Before installing, verify that this publisher is truly associated with Baidu/MapV, use restricted API keys, pin dependency versions, and carefully review any generated code that edits map data or connects to backend API hosts.
Static analysis
No static analysis findings were reported for this release.
VirusTotal
VirusTotal findings are pending for this skill version.
Risk analysis
Artifact-based informational review of SKILL.md, metadata, install specs, static scan signals, and capability signals. ClawScan does not execute the skill or run runtime probes.
An unrestricted or exposed API key could be misused or incur quota/cost impact if copied into generated code or shared repositories.

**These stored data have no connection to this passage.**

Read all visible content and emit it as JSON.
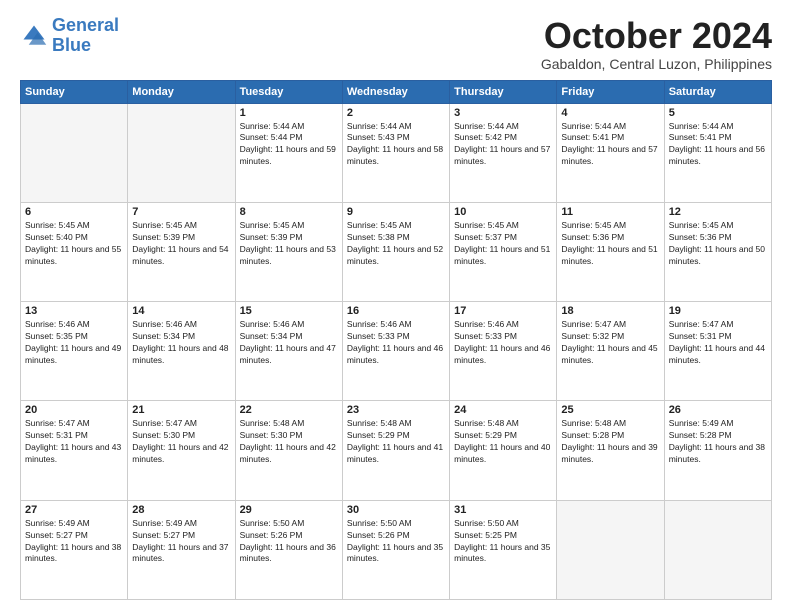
{
  "logo": {
    "line1": "General",
    "line2": "Blue"
  },
  "header": {
    "month": "October 2024",
    "location": "Gabaldon, Central Luzon, Philippines"
  },
  "weekdays": [
    "Sunday",
    "Monday",
    "Tuesday",
    "Wednesday",
    "Thursday",
    "Friday",
    "Saturday"
  ],
  "weeks": [
    [
      {
        "day": "",
        "info": ""
      },
      {
        "day": "",
        "info": ""
      },
      {
        "day": "1",
        "info": "Sunrise: 5:44 AM\nSunset: 5:44 PM\nDaylight: 11 hours and 59 minutes."
      },
      {
        "day": "2",
        "info": "Sunrise: 5:44 AM\nSunset: 5:43 PM\nDaylight: 11 hours and 58 minutes."
      },
      {
        "day": "3",
        "info": "Sunrise: 5:44 AM\nSunset: 5:42 PM\nDaylight: 11 hours and 57 minutes."
      },
      {
        "day": "4",
        "info": "Sunrise: 5:44 AM\nSunset: 5:41 PM\nDaylight: 11 hours and 57 minutes."
      },
      {
        "day": "5",
        "info": "Sunrise: 5:44 AM\nSunset: 5:41 PM\nDaylight: 11 hours and 56 minutes."
      }
    ],
    [
      {
        "day": "6",
        "info": "Sunrise: 5:45 AM\nSunset: 5:40 PM\nDaylight: 11 hours and 55 minutes."
      },
      {
        "day": "7",
        "info": "Sunrise: 5:45 AM\nSunset: 5:39 PM\nDaylight: 11 hours and 54 minutes."
      },
      {
        "day": "8",
        "info": "Sunrise: 5:45 AM\nSunset: 5:39 PM\nDaylight: 11 hours and 53 minutes."
      },
      {
        "day": "9",
        "info": "Sunrise: 5:45 AM\nSunset: 5:38 PM\nDaylight: 11 hours and 52 minutes."
      },
      {
        "day": "10",
        "info": "Sunrise: 5:45 AM\nSunset: 5:37 PM\nDaylight: 11 hours and 51 minutes."
      },
      {
        "day": "11",
        "info": "Sunrise: 5:45 AM\nSunset: 5:36 PM\nDaylight: 11 hours and 51 minutes."
      },
      {
        "day": "12",
        "info": "Sunrise: 5:45 AM\nSunset: 5:36 PM\nDaylight: 11 hours and 50 minutes."
      }
    ],
    [
      {
        "day": "13",
        "info": "Sunrise: 5:46 AM\nSunset: 5:35 PM\nDaylight: 11 hours and 49 minutes."
      },
      {
        "day": "14",
        "info": "Sunrise: 5:46 AM\nSunset: 5:34 PM\nDaylight: 11 hours and 48 minutes."
      },
      {
        "day": "15",
        "info": "Sunrise: 5:46 AM\nSunset: 5:34 PM\nDaylight: 11 hours and 47 minutes."
      },
      {
        "day": "16",
        "info": "Sunrise: 5:46 AM\nSunset: 5:33 PM\nDaylight: 11 hours and 46 minutes."
      },
      {
        "day": "17",
        "info": "Sunrise: 5:46 AM\nSunset: 5:33 PM\nDaylight: 11 hours and 46 minutes."
      },
      {
        "day": "18",
        "info": "Sunrise: 5:47 AM\nSunset: 5:32 PM\nDaylight: 11 hours and 45 minutes."
      },
      {
        "day": "19",
        "info": "Sunrise: 5:47 AM\nSunset: 5:31 PM\nDaylight: 11 hours and 44 minutes."
      }
    ],
    [
      {
        "day": "20",
        "info": "Sunrise: 5:47 AM\nSunset: 5:31 PM\nDaylight: 11 hours and 43 minutes."
      },
      {
        "day": "21",
        "info": "Sunrise: 5:47 AM\nSunset: 5:30 PM\nDaylight: 11 hours and 42 minutes."
      },
      {
        "day": "22",
        "info": "Sunrise: 5:48 AM\nSunset: 5:30 PM\nDaylight: 11 hours and 42 minutes."
      },
      {
        "day": "23",
        "info": "Sunrise: 5:48 AM\nSunset: 5:29 PM\nDaylight: 11 hours and 41 minutes."
      },
      {
        "day": "24",
        "info": "Sunrise: 5:48 AM\nSunset: 5:29 PM\nDaylight: 11 hours and 40 minutes."
      },
      {
        "day": "25",
        "info": "Sunrise: 5:48 AM\nSunset: 5:28 PM\nDaylight: 11 hours and 39 minutes."
      },
      {
        "day": "26",
        "info": "Sunrise: 5:49 AM\nSunset: 5:28 PM\nDaylight: 11 hours and 38 minutes."
      }
    ],
    [
      {
        "day": "27",
        "info": "Sunrise: 5:49 AM\nSunset: 5:27 PM\nDaylight: 11 hours and 38 minutes."
      },
      {
        "day": "28",
        "info": "Sunrise: 5:49 AM\nSunset: 5:27 PM\nDaylight: 11 hours and 37 minutes."
      },
      {
        "day": "29",
        "info": "Sunrise: 5:50 AM\nSunset: 5:26 PM\nDaylight: 11 hours and 36 minutes."
      },
      {
        "day": "30",
        "info": "Sunrise: 5:50 AM\nSunset: 5:26 PM\nDaylight: 11 hours and 35 minutes."
      },
      {
        "day": "31",
        "info": "Sunrise: 5:50 AM\nSunset: 5:25 PM\nDaylight: 11 hours and 35 minutes."
      },
      {
        "day": "",
        "info": ""
      },
      {
        "day": "",
        "info": ""
      }
    ]
  ]
}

The documentation instructs configuring a Baidu Maps access key, and the skill metadata requires BMAP_JSAPI_KEY. This is purpose-aligned for map services, but it is still a credential.
mapvthree.BaiduMapConfig.ak = '您的AK密钥';
Use a restricted Baidu Maps key, keep server-side secrets out of generated frontend code, and avoid committing real keys to source control.
Installing unpinned dependencies can pull newer or unexpected package versions into a project.
The skill is documentation-only, but it recommends installing external npm packages without pinned versions. This is expected for a library guide, yet package provenance and versions matter.
npm install @baidumap/mapv-three three
Install from a trusted registry, pin or lock dependency versions, and review the package source before using it in production.
Users may place extra trust in the skill because it appears official, even though the registry metadata shown here does not verify that claim.
The listing uses official Baidu branding, but the supplied metadata does not provide a source or homepage to corroborate that publisher status. This is a provenance note, not evidence of deception.
Name: MapV Three(百度地图官方3D地图SKills) ... Source: unknown; Homepage: none
Verify the publisher and compare guidance with Baidu/MapV official documentation before granting high trust.
If the agent generates code that calls these APIs against a real backend, it could change or delete map elements.
The documentation includes backend-connected high-definition map editing APIs. This matches the stated map-editing purpose, but these methods can modify or delete configured map data if used in generated code.
`apiHost` ... `addElement(point, properties)` ... `deleteElementById(id)` ... `updateElementById(id, point, properties)`
Require explicit user approval for edit/delete/update flows, use staging endpoints for testing, and enforce backend authentication and authorization.